VINELAND, N.J. (CBS)--As history teachers like to say, one of the reasons we study the past is so we don't make the same mistakes.
If the deadly clashes last month in Charlottesville, Virgina are any indication, America still has a lot to learn about racism.
"As things happened over the summer it just gave me a sad feeling to watch our country coming apart over racism, intolerance and so forth," says Ross Stanger.
As supervisor of instruction and social studies for Vineland Public Schools, Stanger wanted to incorporate something new this year to promote tolerance.
Fellow administrator JoAnne Negrin, who oversees the foreign languages department, had the same goal.
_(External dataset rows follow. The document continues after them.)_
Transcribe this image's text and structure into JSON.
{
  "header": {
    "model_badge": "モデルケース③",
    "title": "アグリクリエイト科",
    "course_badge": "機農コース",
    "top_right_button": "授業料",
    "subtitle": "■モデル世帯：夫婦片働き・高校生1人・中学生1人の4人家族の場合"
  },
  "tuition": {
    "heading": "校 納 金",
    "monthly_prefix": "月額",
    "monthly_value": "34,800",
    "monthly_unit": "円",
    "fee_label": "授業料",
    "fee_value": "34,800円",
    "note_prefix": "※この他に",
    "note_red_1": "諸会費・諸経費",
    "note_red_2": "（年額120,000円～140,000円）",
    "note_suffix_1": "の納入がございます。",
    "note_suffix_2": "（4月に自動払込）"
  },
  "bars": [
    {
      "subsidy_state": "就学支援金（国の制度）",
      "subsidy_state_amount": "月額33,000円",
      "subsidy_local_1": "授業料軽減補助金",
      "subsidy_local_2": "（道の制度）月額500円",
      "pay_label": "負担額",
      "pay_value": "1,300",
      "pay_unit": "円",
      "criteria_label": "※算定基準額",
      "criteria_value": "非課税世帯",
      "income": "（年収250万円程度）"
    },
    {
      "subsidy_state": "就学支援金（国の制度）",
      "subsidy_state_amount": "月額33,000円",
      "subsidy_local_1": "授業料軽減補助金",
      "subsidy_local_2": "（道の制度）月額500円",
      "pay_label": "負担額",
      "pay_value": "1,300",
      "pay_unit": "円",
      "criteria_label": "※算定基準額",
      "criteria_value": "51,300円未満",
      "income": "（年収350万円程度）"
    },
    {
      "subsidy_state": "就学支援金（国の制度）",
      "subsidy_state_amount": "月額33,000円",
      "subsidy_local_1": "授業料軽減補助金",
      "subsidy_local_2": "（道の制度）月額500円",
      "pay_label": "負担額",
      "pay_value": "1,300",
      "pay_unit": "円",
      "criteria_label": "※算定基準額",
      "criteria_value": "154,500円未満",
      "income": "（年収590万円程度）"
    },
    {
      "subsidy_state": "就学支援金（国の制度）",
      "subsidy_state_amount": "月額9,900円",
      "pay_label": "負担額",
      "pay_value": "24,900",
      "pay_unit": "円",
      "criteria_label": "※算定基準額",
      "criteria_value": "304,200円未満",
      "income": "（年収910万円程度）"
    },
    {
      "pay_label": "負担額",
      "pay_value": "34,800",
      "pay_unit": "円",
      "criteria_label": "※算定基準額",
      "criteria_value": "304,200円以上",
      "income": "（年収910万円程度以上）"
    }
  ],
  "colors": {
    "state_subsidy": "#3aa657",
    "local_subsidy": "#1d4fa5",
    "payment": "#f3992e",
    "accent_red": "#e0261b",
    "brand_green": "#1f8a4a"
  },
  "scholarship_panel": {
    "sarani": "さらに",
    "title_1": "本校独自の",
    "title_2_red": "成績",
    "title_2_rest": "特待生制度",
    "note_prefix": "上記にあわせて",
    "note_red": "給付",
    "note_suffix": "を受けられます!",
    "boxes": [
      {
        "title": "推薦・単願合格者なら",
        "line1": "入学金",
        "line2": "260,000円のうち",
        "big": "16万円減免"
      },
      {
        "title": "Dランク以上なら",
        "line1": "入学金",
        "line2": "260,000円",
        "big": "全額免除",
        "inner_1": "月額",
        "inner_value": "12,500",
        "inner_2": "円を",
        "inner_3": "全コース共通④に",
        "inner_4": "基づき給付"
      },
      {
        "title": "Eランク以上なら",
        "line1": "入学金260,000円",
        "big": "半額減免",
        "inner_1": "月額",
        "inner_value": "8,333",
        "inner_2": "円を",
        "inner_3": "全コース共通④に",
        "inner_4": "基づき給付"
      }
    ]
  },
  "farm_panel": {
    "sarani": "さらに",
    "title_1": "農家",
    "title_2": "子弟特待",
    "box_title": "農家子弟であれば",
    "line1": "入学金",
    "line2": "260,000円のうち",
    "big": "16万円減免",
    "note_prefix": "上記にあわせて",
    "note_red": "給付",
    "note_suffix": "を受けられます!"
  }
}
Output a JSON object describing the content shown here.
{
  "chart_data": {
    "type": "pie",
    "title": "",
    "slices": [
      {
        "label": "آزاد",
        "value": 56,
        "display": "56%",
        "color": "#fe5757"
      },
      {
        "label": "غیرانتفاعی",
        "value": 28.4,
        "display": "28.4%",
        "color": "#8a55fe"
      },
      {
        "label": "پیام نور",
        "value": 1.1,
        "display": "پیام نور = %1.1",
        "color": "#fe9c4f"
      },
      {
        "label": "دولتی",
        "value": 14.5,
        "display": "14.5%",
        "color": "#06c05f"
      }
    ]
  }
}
She suggested doing what the town where she lives Cherry Hill did this year, putting out signs for the "Hate Has No Home Here" campaign.
Then they decided to take it a step further and put the initiative into the curriculum as part of the district's character education program.
"We want the students to embody through projects what it means to be tolerant and respectful of all the different people," says Stanger.
Projects will incorporate the latest technologies like having students create their own movies and podcasts promoting tolerance and diversity.
"We want to drive home the point that this is a community that welcomes everyone," says Negrin.
School officials say the anti-racism lessons won't just be limited to just a single unit within social studies and history classes but it's something they'll work into the curriculum throughout the school year.
"Hate is not something that you're born with. Hate is something that you're taught, as is the idea of tolerance and respect for people," says Stanger.